The hypnopompic state is that drowsy, half-alert, comfortable state you’re in as you awaken slowly and naturally. It’s the opposite of the one you drift into as you gradually fall asleep, which is the hypnagogic state.
Both words derive from Greek hupnos, sleep. Hypnopompic combines it with pompē, sending away, while hypnagogic adds agōgos, leading. The former was coined by Frederic Myers, a philologist and one of the founders of the Society for Psychical Research, while the latter was the creation of Alfred Maury, a French researcher into dreams. Hypnagogic came into English from French hypnagogique. Though it’s conventional to lose the final o from prefixes like hypno- when they’re put before a vowel, many users spell the word hypnogogic. That may be because hypna- is very rare in English (the only other in the Oxford English Dictionary is hypnaesthesia, which in any case is now often spelled hypnesthesia) and they’re swayed by all the others beginning hypno-. And few people now know the Greek root begins with a vowel.

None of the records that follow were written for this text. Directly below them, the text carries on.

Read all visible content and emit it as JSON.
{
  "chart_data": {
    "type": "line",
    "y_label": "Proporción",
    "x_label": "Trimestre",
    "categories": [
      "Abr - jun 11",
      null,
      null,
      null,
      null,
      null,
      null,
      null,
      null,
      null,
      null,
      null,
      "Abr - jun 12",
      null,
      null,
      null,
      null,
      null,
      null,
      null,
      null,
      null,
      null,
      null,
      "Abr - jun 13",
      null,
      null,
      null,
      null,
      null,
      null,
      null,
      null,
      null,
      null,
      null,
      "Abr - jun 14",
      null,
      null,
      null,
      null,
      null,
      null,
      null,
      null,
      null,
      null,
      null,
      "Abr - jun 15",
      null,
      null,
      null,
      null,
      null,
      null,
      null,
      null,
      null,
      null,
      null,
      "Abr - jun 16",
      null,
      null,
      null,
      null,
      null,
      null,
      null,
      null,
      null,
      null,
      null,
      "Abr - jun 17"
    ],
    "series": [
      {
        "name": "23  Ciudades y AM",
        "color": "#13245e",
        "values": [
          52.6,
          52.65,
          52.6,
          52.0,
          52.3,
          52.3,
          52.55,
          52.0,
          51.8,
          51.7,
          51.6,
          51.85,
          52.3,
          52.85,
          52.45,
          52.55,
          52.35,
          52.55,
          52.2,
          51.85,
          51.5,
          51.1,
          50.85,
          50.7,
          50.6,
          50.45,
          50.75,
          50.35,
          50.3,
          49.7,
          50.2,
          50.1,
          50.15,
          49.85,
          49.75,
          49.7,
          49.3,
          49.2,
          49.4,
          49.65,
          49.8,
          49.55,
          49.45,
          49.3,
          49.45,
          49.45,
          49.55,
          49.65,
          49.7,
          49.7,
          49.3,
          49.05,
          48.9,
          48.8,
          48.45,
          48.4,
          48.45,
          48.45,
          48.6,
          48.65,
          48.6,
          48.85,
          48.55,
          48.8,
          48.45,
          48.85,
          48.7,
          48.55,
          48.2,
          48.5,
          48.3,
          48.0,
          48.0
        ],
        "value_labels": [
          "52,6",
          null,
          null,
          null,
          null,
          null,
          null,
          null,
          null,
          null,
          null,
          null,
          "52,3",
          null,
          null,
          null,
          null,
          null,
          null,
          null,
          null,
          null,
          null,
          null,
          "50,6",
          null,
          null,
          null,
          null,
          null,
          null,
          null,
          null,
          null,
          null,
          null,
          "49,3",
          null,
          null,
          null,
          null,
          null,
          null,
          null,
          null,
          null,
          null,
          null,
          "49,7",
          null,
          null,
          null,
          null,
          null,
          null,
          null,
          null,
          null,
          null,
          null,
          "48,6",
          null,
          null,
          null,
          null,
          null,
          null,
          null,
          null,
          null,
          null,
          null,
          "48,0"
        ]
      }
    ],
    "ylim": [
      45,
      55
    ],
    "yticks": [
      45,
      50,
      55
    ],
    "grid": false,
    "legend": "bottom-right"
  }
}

The terms are most often applied to hallucinations during these states that seem completely real to their subjects. They may hear music or their name being called or see images of people. Repeated or particularly vivid episodes may lead some to fear that they’re mentally ill. Such hypnagogic or hypnopompic experiences turn out to be common, though the former occur more often. It’s thought that some reports of ghosts come from such experiences.